For those who don’t know, while live on WCW Monday Night Nitro, Eric Bischoff called for Tony Schiavone to give away the fact that as Mankind; Mick Foley had finally accomplished his dream of becoming WWE Champion. Not only did he tell Schiavone to spoil it for the WCW fans watching, but he told him to make it sound like the worst thing that had ever happened. It’s easy for me to judge Schiavone from my desk in my bedroom in New Jersey, but it’s also just kind of easy for me to judge him in general for that act. I know Bischoff probably would’ve fired him on the spot if he didn’t spoil Foley’s title win, but WCW was white hot during most of the 1990s. He could have found another job. Why couldn’t Foley just live his dream for a little bit?

Why did he have to wake up the day after to find out that the entire idea had been dismissed with disgust in front of millions of fans? It’s just messed up and it was underhanded, dirty dealing, political bulls—t like that, that helped put WCW out of business.

Finally, we come back to the focus of this article: Joey Styles. He is the only one of those names mentioned, whose work I didn’t see or truly hear until I was an adult. I was at an age where I could really appreciate the preparation put into his performance. I not only have an appreciation for it, but a tremendous respect as well. With the launch of ECW Barely Legal, he became the only man to ever call a wrestling pay-per-view by himself. That’s a humongous accomplishment for Joey Styles. He’s so well spoken, which may be the only thing he has over JR for me in this argument.

I mean, come on, it’s really down to those two in this argument. It’s Jim Ross vs. Joey Styles. They both had the love and respect of the business. They both had fully developed personalities that they knew exactly how to manipulate for the show. They knew when to inject emotion, or humanity. They’re both great performers. It helped that neither ever had a problem stepping into the ring to take a few bumps and help sell an angle. Look, I’m a humungous fan of JR, and I don’t like the idea of him stumbling upon this article and thinking I was picking on him for having cerebral palsy. I would never. It’s an awful affliction, but the awful, hard-hitting truth is that it did bring his game down a bit. Of course it did though, half of his face was paralyzed.

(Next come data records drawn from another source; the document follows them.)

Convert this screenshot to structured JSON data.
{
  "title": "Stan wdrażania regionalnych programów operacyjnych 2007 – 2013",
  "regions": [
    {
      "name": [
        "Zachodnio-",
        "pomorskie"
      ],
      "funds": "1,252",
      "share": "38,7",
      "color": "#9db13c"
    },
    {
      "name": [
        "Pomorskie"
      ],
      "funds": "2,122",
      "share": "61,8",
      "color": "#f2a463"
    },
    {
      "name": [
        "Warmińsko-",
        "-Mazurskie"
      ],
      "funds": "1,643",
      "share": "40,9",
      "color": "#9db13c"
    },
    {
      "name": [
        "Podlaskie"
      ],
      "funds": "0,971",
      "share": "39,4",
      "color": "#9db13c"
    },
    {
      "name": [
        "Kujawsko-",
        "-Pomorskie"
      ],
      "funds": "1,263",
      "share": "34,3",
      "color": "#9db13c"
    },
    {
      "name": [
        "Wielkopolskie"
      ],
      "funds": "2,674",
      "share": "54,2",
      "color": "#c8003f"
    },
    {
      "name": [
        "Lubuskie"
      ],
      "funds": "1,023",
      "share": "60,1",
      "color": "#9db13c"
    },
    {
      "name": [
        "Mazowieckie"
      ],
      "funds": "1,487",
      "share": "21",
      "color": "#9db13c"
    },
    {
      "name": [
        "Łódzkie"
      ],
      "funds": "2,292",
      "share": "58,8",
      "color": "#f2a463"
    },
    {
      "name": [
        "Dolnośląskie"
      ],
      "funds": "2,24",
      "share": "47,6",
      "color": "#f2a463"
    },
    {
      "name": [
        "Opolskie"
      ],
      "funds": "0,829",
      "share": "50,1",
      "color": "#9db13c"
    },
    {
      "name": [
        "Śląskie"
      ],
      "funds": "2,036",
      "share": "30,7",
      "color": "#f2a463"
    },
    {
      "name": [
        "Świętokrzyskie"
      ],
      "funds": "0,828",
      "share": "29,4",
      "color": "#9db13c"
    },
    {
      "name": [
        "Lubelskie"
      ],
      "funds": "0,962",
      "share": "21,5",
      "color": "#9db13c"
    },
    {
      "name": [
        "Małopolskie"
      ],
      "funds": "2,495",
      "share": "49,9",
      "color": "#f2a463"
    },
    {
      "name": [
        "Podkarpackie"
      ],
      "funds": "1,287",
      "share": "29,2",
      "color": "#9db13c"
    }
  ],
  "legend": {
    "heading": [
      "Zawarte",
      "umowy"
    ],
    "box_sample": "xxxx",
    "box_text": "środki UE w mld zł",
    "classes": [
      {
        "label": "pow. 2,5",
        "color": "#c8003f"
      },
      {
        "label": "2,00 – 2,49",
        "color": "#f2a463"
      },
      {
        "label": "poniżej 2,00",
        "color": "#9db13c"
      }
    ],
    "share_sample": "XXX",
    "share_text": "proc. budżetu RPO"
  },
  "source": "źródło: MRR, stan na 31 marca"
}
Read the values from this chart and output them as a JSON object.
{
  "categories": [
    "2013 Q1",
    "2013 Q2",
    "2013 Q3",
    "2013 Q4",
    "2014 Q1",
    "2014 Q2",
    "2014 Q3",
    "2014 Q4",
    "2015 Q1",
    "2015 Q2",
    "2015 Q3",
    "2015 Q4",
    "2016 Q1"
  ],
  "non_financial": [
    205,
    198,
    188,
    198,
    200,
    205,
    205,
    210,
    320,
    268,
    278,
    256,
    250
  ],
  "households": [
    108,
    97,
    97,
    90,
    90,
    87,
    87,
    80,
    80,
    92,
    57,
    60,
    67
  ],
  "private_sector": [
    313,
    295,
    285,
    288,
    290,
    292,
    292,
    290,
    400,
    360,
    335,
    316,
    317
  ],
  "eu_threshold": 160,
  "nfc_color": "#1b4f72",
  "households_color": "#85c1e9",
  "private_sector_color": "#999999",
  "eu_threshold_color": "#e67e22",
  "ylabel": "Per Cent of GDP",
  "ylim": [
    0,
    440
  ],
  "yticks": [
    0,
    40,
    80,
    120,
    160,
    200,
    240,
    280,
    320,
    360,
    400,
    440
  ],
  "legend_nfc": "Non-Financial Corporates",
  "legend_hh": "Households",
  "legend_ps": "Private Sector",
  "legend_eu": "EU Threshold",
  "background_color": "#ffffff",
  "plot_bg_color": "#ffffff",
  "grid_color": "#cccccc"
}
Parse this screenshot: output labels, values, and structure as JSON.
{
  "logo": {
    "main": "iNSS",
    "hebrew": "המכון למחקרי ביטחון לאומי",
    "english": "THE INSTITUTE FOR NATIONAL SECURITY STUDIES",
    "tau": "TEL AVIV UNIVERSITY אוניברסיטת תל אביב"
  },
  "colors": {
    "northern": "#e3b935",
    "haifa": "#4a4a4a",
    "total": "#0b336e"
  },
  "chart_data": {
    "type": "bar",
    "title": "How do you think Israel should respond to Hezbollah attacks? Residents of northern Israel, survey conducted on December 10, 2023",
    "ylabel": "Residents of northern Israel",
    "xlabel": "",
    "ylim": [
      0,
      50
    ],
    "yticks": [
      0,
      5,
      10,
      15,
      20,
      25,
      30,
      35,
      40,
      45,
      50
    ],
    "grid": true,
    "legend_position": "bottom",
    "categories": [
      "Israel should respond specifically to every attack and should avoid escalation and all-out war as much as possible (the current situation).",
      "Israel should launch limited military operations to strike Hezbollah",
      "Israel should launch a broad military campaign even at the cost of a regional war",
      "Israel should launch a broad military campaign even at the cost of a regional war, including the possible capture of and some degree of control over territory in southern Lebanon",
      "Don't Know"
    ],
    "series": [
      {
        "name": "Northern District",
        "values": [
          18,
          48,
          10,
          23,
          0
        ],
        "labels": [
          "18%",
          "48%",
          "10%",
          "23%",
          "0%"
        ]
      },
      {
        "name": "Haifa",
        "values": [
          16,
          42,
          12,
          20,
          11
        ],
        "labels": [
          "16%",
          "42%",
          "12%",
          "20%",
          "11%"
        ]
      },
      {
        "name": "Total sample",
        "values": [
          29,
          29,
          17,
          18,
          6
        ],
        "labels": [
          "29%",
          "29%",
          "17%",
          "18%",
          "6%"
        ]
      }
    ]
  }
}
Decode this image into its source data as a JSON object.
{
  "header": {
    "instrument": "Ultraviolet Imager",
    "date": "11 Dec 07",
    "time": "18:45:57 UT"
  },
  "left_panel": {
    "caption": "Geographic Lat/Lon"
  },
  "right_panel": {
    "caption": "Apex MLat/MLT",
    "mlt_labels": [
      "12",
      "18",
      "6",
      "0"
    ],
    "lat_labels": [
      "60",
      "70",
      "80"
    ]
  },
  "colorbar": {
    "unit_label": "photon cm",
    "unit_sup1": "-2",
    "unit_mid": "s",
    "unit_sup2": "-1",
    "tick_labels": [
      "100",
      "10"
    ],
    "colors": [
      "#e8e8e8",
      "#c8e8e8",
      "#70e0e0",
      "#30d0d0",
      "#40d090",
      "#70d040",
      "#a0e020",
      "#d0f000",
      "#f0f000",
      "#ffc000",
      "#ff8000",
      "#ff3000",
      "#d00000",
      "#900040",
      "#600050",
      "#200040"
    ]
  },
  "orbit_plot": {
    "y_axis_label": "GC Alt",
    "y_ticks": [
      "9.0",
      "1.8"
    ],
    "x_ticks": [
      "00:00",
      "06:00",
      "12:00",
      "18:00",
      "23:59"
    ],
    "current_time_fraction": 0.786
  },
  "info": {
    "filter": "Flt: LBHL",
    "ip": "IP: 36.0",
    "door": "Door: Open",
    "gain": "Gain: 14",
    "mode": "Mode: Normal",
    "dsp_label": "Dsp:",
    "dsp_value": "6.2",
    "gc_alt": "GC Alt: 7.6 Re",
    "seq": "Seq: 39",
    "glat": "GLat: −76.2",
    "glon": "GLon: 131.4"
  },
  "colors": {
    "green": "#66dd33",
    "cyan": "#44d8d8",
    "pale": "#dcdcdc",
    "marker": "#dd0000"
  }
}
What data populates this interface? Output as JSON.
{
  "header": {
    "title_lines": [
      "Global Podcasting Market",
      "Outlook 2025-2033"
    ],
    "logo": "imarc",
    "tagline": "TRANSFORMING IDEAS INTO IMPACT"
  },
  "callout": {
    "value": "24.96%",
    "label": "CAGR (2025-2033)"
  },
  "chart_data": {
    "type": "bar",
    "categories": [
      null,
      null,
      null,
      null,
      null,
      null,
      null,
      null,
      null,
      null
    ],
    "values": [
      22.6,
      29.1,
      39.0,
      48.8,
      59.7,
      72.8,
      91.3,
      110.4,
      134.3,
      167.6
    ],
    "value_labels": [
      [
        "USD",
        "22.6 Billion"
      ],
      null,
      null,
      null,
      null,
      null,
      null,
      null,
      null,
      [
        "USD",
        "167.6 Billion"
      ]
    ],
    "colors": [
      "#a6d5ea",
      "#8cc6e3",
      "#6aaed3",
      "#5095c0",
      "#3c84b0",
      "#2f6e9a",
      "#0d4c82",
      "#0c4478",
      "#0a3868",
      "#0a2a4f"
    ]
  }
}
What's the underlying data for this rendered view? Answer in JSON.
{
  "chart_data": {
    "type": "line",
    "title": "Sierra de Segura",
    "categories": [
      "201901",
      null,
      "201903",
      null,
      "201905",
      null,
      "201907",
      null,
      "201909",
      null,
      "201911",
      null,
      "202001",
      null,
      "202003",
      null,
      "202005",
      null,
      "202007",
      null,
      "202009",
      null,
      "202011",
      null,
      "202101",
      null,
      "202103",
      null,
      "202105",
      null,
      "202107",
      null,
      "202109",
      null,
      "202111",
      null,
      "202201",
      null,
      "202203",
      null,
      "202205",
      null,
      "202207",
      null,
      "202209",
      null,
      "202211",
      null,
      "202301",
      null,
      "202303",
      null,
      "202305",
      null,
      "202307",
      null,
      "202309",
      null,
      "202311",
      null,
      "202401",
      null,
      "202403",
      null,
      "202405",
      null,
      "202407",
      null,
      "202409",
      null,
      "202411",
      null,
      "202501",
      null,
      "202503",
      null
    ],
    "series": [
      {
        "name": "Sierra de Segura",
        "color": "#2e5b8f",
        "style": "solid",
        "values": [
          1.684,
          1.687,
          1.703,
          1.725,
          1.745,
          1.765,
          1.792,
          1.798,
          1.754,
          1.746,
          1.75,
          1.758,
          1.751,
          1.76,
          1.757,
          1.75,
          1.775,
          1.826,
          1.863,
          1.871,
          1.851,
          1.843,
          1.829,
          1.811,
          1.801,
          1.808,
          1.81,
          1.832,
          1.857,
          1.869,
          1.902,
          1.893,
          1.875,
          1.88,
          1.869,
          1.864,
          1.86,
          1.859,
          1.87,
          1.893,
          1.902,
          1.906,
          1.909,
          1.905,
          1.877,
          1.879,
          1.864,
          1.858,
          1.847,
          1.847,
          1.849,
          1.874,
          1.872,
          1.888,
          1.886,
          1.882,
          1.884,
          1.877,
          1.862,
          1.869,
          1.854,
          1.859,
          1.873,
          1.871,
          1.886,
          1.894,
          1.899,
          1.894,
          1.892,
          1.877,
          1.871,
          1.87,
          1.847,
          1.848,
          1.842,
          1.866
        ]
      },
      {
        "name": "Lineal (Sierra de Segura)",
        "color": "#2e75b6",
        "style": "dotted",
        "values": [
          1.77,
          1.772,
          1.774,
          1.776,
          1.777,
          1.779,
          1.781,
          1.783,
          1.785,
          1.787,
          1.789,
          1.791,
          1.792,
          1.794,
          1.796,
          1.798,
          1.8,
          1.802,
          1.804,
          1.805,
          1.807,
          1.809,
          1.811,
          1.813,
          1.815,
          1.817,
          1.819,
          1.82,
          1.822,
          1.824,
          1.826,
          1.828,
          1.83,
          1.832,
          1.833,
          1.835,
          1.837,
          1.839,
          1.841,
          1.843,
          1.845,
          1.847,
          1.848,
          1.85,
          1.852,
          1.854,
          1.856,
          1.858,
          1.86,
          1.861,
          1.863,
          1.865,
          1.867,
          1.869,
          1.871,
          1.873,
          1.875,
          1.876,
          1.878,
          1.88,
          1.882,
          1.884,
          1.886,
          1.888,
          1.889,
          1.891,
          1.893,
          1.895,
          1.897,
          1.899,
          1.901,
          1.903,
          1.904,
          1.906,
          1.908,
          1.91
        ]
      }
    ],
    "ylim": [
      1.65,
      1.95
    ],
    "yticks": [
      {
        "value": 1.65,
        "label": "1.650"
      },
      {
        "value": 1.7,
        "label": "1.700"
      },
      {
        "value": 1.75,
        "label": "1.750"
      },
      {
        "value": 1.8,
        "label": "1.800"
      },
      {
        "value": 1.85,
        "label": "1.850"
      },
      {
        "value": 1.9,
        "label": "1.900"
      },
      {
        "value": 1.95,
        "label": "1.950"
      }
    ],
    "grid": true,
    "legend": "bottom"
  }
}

Joey Styles never suffered through a debilitating affliction. He was constantly on his game, helping ECW constantly blow their fans minds with his legendary, “OH MY GOD!!” call. JR, however, also had his, ”slobber-knocker,” “by God, he is BROKEN IN HALF,” and legion of other calls. God, this is an intense debate I’m having with myself. There’s no way I could really make this decision. I view them on separate plains. JR has the luxury of being seen through the rose colored glasses of childhood. It’s almost as if he can do no wrong, as far as I’m concerned. Then there’s Joey Styles, who I just respect. He is still fighting tooth and nail to get rid of the sports entertainment and get back to the wrestling. That’s why he was the absolute perfect choice to become Vice President of Digital Media Content for WWE.COM.

With JR’s history in the wrestling business, and some of the matches he’s called, I cannot say that Joey Styles is better than him. What I can say is that the voice of the ECW may finally be the man who knocked JR off the top of the mountain as my favorite wrestling announcer.